MicroNoCsr R1FS + RMS + IEKLR + OLW + NSI + Pessimistic hazard (PH) -> iCE40 -> 59 Mhz 689 LC Artix 7 -> 418 Mhz 427 LUT 265 FF Cyclone V -> 147 Mhz 241 ALMs Cyclone IV -> 119 Mhz 528 LUT 190 FF

Dolu1990 commented 6 years ago

Only the PH optimisation reduce the IPC

regymm commented 3 years ago

I've just fitted the GenSmallestNoCsr into iCE40-HX1K with 2KB ROM, 4KB RAM, UART RX, and some memory-mapped GPIO for processing VT100 sequences -- VexRISCV is very promising!

The most difficult part for me is the block ram to iBus/dBus interface, as I didn't find any detailed documents about the buses.
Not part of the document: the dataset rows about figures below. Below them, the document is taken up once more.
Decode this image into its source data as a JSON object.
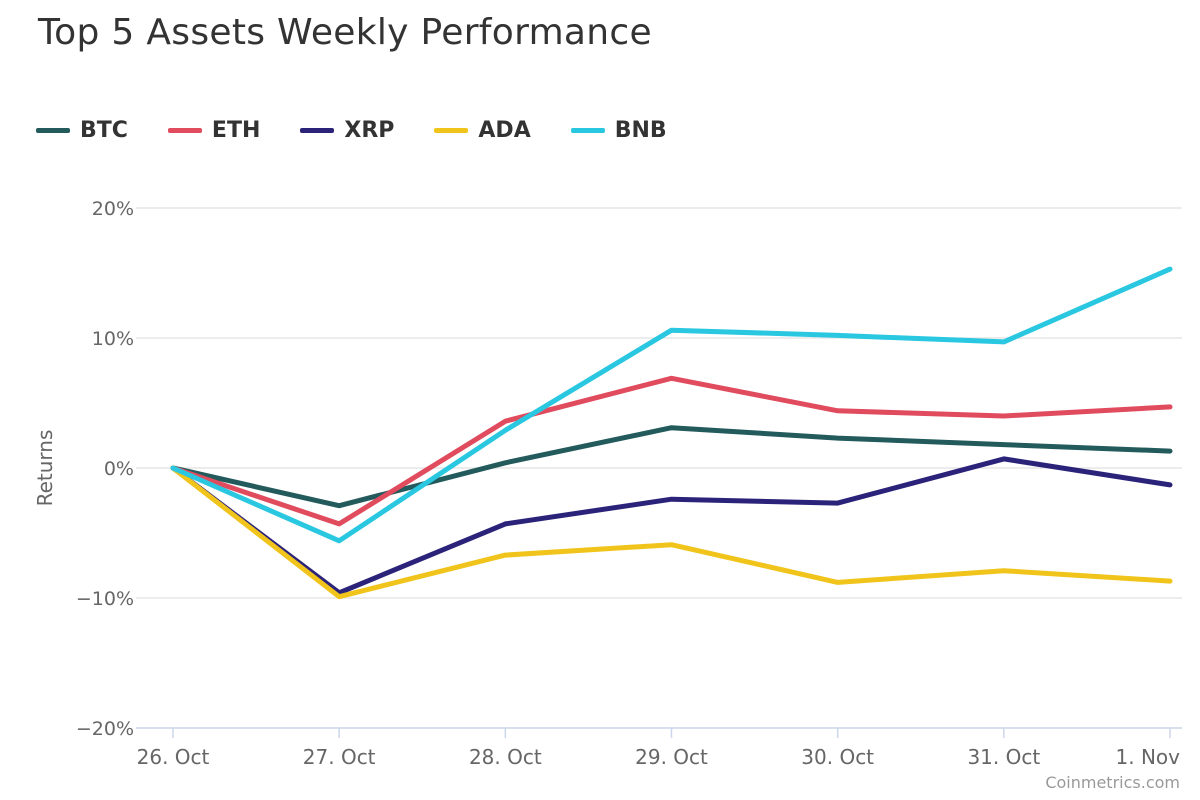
{
  "chart_data": {
    "type": "line",
    "title": "Top 5 Assets Weekly Performance",
    "xlabel": "",
    "ylabel": "Returns",
    "categories": [
      "26. Oct",
      "27. Oct",
      "28. Oct",
      "29. Oct",
      "30. Oct",
      "31. Oct",
      "1. Nov"
    ],
    "yticks": [
      -20,
      -10,
      0,
      10,
      20
    ],
    "ytick_labels": [
      "−20%",
      "−10%",
      "0%",
      "10%",
      "20%"
    ],
    "ylim": [
      -20,
      20
    ],
    "grid": true,
    "legend_position": "top-left",
    "series": [
      {
        "name": "BTC",
        "color": "#235a5c",
        "values": [
          0,
          -2.9,
          0.4,
          3.1,
          2.3,
          1.8,
          1.3
        ]
      },
      {
        "name": "ETH",
        "color": "#e04b5e",
        "values": [
          0,
          -4.3,
          3.6,
          6.9,
          4.4,
          4.0,
          4.7
        ]
      },
      {
        "name": "XRP",
        "color": "#2b2379",
        "values": [
          0,
          -9.6,
          -4.3,
          -2.4,
          -2.7,
          0.7,
          -1.3
        ]
      },
      {
        "name": "ADA",
        "color": "#f0c41b",
        "values": [
          0,
          -9.9,
          -6.7,
          -5.9,
          -8.8,
          -7.9,
          -8.7
        ]
      },
      {
        "name": "BNB",
        "color": "#2ac7e1",
        "values": [
          0,
          -5.6,
          2.9,
          10.6,
          10.2,
          9.7,
          15.3
        ]
      }
    ]
  },
  "credit": "Coinmetrics.com"
}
So it'll be nice if there're some examples for directly using block ram for instruction/data(Murax's arbitrator seems too much for the smallest design).

Dolu1990 commented 3 years ago

hmm using a true dual ported ram would produce the best results i guess.

For the ibus => https://github.com/SpinalHDL/VexRiscv#ibussimpleplugin

Stream and Flow are specified in the SpinalDoc.

For the dbus => https://github.com/SpinalHDL/VexRiscv#dbussimpleplugin

It is nearly similar, excepted for the rsp arbitration.